Mon Jan 10/05
I wish it was Sunday

Scott evil?
Well, they went and did it. Scott Taylor debuted in today's Post with "The View from Winnipeg" (I knew there had been something missing from the sports section!). I guess everyone deserves a second chance, and if nine weeks' penance is enough to absolve Taylor of his cardinal sin, then who am I to complain? I just find it very, very odd, is all.

The Earl of Feelingsburg
I thought I was aware of most if not all of the kooks that lurk in Sun Media's stable of columnists (hint: search on "Ian Robinson"), but thanks to Colby Cosh, the Ottawa Sun's Earl McRae is a new one on me. This column really is quite extraordinary. In it, McRae essentially says that the massive public displays of grief that follow the great calamities of our times (9/11, the tsunami, Princess Diana) are no longer just one way to express one's grief, should one in fact have any grief to express. They are now a civic duty, and thus Saturday's flop of a Tsunami Memorial Service in Ottawa has exposed its citizens as the heartless bastards they are. I won't bore you — Cosh tears the whole thing to shreds here. He also pointed me in the direction of Mr McRae's previous column, with its "SHADDUP" and, ahem, "sissypants" — my goodness, what a difference 48 hours can make.

Damn punks
Subhead on this morning's Post article entitled "New law 'too soft' on violent youth": "Some walking out of court laughing." Source of the subhead: Ontario probation officer (and union exec — see below) Bob Eaton. He says (my emphasis): "The ones who know the system are essentially laughing at us, because they know that there aren't any real strong sanctions for continued disobedience of court orders." Laughing; not actually laughing — ah, close enough.
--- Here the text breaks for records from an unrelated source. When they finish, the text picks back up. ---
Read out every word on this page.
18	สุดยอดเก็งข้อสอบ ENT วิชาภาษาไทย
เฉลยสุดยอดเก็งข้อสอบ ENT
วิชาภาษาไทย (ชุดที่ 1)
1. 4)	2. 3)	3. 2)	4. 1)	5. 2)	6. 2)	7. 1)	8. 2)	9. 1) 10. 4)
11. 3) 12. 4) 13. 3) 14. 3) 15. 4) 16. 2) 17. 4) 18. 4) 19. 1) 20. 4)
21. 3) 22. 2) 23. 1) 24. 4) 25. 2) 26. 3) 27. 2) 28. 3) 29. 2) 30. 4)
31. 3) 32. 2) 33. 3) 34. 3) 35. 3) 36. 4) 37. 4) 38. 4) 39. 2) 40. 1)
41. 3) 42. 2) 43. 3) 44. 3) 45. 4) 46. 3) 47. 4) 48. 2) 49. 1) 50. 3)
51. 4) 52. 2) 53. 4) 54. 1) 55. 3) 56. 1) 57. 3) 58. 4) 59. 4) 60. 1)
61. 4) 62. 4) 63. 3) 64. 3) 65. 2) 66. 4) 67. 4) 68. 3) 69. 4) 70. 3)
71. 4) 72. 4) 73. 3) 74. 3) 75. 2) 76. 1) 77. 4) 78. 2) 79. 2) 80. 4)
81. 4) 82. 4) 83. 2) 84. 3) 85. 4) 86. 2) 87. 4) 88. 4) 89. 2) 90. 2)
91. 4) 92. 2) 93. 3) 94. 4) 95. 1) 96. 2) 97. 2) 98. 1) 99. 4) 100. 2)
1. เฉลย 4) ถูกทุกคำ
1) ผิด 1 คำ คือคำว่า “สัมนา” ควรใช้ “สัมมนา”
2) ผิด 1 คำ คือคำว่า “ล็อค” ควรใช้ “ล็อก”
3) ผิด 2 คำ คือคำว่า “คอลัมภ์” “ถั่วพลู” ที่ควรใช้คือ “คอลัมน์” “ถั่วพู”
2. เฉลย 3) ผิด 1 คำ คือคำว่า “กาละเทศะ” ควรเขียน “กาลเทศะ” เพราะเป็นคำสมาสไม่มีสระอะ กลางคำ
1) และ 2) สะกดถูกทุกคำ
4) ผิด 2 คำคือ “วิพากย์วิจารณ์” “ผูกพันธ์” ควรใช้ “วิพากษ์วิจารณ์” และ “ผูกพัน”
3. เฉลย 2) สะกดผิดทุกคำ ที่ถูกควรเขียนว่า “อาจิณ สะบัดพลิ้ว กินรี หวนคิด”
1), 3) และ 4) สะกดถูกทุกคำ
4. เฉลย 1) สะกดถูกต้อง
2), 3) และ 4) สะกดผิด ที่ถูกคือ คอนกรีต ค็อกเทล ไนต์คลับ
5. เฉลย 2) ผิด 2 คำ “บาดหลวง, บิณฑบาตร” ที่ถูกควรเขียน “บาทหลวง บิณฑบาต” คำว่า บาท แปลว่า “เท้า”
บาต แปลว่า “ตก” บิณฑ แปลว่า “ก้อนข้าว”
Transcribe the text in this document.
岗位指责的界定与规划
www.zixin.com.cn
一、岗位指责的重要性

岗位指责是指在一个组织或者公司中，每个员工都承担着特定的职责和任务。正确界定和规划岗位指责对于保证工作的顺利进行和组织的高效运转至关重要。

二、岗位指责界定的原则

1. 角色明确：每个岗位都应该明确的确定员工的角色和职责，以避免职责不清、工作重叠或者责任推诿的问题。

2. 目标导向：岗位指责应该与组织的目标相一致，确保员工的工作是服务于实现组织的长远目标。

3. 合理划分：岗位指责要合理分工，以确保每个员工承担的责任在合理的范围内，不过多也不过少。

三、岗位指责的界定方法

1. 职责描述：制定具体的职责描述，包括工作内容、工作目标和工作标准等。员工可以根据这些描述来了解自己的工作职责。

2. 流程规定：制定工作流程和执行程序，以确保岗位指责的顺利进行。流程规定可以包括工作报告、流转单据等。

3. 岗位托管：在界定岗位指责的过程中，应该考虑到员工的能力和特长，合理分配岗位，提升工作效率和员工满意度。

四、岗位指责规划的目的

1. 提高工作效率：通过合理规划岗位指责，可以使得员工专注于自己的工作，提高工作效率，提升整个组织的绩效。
Far weirder, though, are the multiple references to corrections officers being laid off because of a decrease in the young-offender prison population.

Since the law took effect 18 months ago, the number of young offenders going to jail has plummeted by as much as half, forcing prison units to close, eliminating corrections jobs and generating controversy across Canada…

In [Newfoundland and Labrador]… the average daily count of youth in secure custody has dropped to less than 30 from 50-55 before the new law. Two 10-bed units have been closed and layoff notices handed to 27 staff in the last 18 months…

Nova Scotia had to close the $3-million-a-year Shelbourne Youth Centre in April after the inmate population, once as high as 120, shrunk to 2.

Who's writing this, the Prison Guards' Local 412? Prison guards are like rat catchers — in ideal circumstances, their pink slips are a cause for celebration. In less-than-ideal circumstances, such as those we appear to be in now, they're just irrelevant.